From 1928 to 1947 Effendi lived in the Netherlands. From 1933 to 1946 he was a member of the Communist Party of the Netherlands (CPN) and served in the House of Representatives of the Netherlands, promoting native rights for the Dutch East Indies. He also wrote a work in Dutch, entitled Van Moskow naar Tiflis. After his dismissal from the CPN, he, along with his family would return to Indonesia in 1946. In 1947, he tried to join the Communist Party of Indonesia but was rejected as the PKI labeled him as an trotskyist. Angered by the PKI, he would become an ardent follower of Tan Malaka. He would also publish theory Sedikit pendjelasan tentang soal-soal trotskisme (A Brief Explanation of Trotskyism), to correct the wrongs, definitions, and political practices of Leninism and Trotskyism. He would become a guerilla on the side of Tan Malaka's Persatuan Perjuangan.

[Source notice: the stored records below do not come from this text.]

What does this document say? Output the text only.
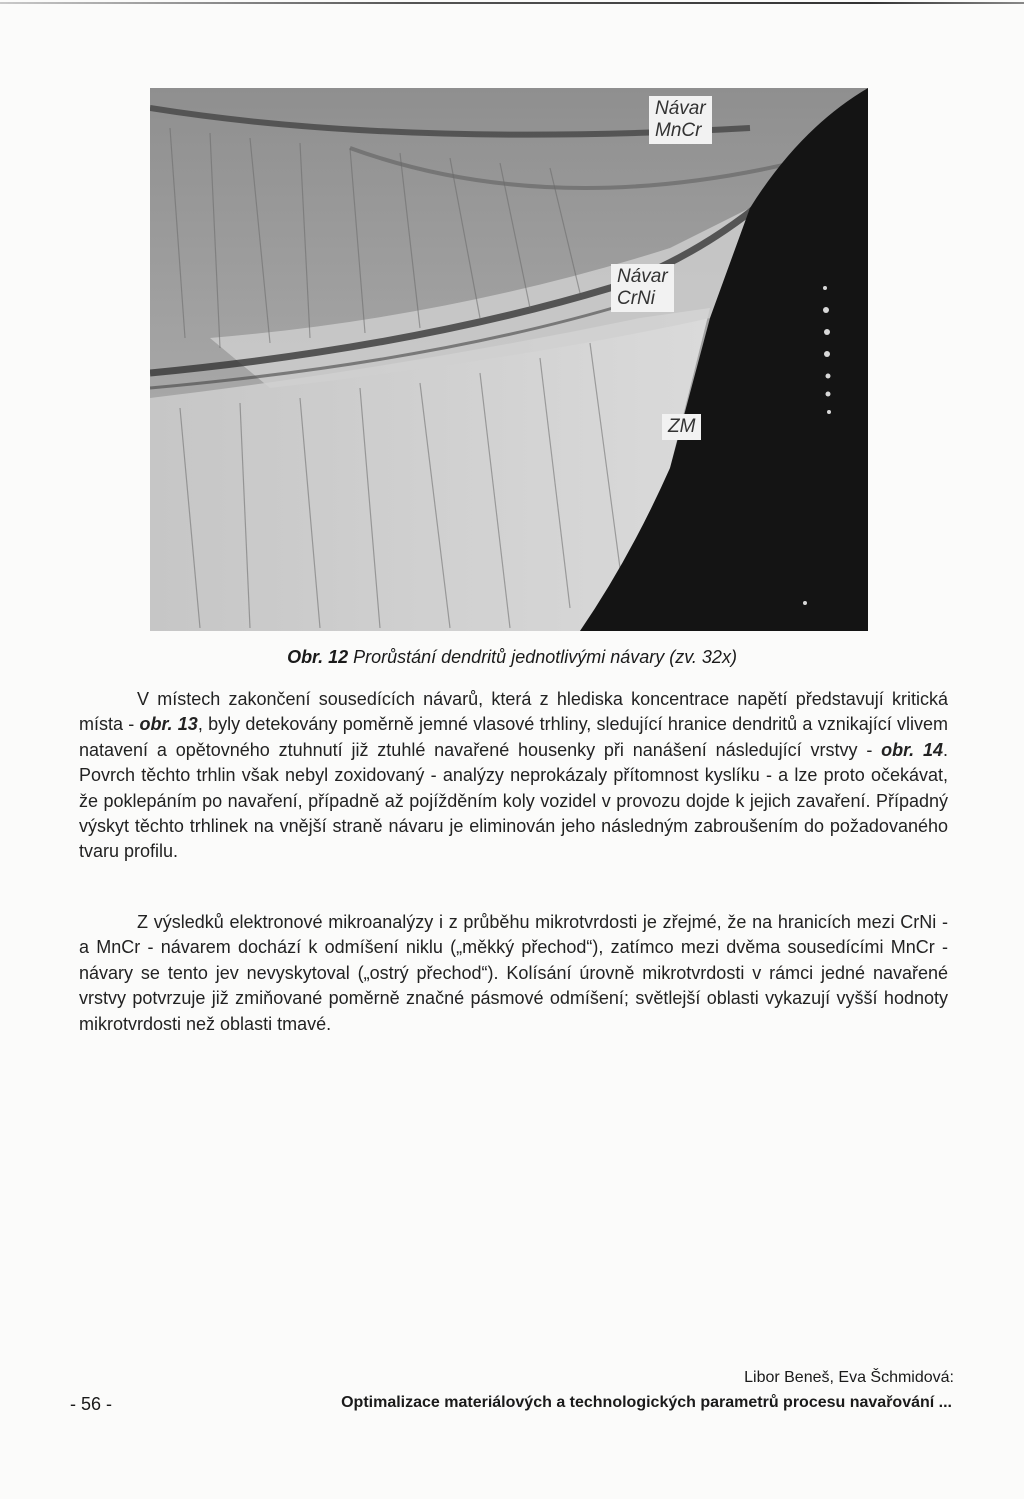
Návar
MnCr
Návar
CrNi
ZM
Obr. 12 Prorůstání dendritů jednotlivými návary (zv. 32x)

V místech zakončení sousedících návarů, která z hlediska koncentrace napětí představují kritická místa - obr. 13, byly detekovány poměrně jemné vlasové trhliny, sledující hranice dendritů a vznikající vlivem natavení a opětovného ztuhnutí již ztuhlé navařené housenky při nanášení následující vrstvy - obr. 14. Povrch těchto trhlin však nebyl zoxidovaný - analýzy neprokázaly přítomnost kyslíku - a lze proto očekávat, že poklepáním po navaření, případně až pojížděním koly vozidel v provozu dojde k jejich zavaření. Případný výskyt těchto trhlinek na vnější straně návaru je eliminován jeho následným zabroušením do požadovaného tvaru profilu.

Z výsledků elektronové mikroanalýzy i z průběhu mikrotvrdosti je zřejmé, že na hranicích mezi CrNi - a MnCr - návarem dochází k odmíšení niklu („měkký přechod“), zatímco mezi dvěma sousedícími MnCr - návary se tento jev nevyskytoval („ostrý přechod“). Kolísání úrovně mikrotvrdosti v rámci jedné navařené vrstvy potvrzuje již zmiňované poměrně značné pásmové odmíšení; světlejší oblasti vykazují vyšší hodnoty mikrotvrdosti než oblasti tmavé.

- 56 -
Libor Beneš, Eva Šchmidová:
Optimalizace materiálových a technologických parametrů procesu navařování ...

While in Jakarta in 1951, he was arrested as part of an anti-communist crackdown, though he wasn't charged.

Effendi died in Jakarta on 24 May 1979. He was the older brother of Bachtiar Effendi, an Indonesian film actor and director.

==Themes and styles==
Effendi dealt with several themes in his works. Among the most prominent, especially in Bebasari, was anti-colonialism, with veiled criticism of the Dutch East Indies government. Other themes include love, both romantic and familial, as in the poems "Kenangan Lama" ("Old Memories") and "Kuburan Bunda" ("Mother's Grave"), and the beauty of nature, as in "Lautan" ("Sea") and "Bulan" ("Moon").

Effendi's language, although it reflected the patterns of Old Malay, was experimental. The writer borrowed from foreign languages, especially Sanskrit and Arabic. He occasionally changed words, including adding and subtracting letters, to suit his intended rhythm and tempo, such as by using "menung" instead of "menunggu" to say "wait". Compared to contemporary poet Muhammad Yamin, Effendi had stronger imagery.

==Reception==
The socialist literary scholar Bakri Siregar wrote that Effendi drew the anti-colonial struggle well, with evocative imagery, in Bebasari. The Dutch scholar of Indonesian literature A. Teeuw wrote that Effendi, as a poet, was "amazing, especially because of his language which had no equal" (Note: Original: "... amat mengagumkan terutama karena bahasanya yang tersendiri ...") and efforts to break away from the traditional syair. However, Teeuw opined that Effendi did not play a large role in the further development of Indonesian literature; he found Sanusi Pane as the most influential poet of the time.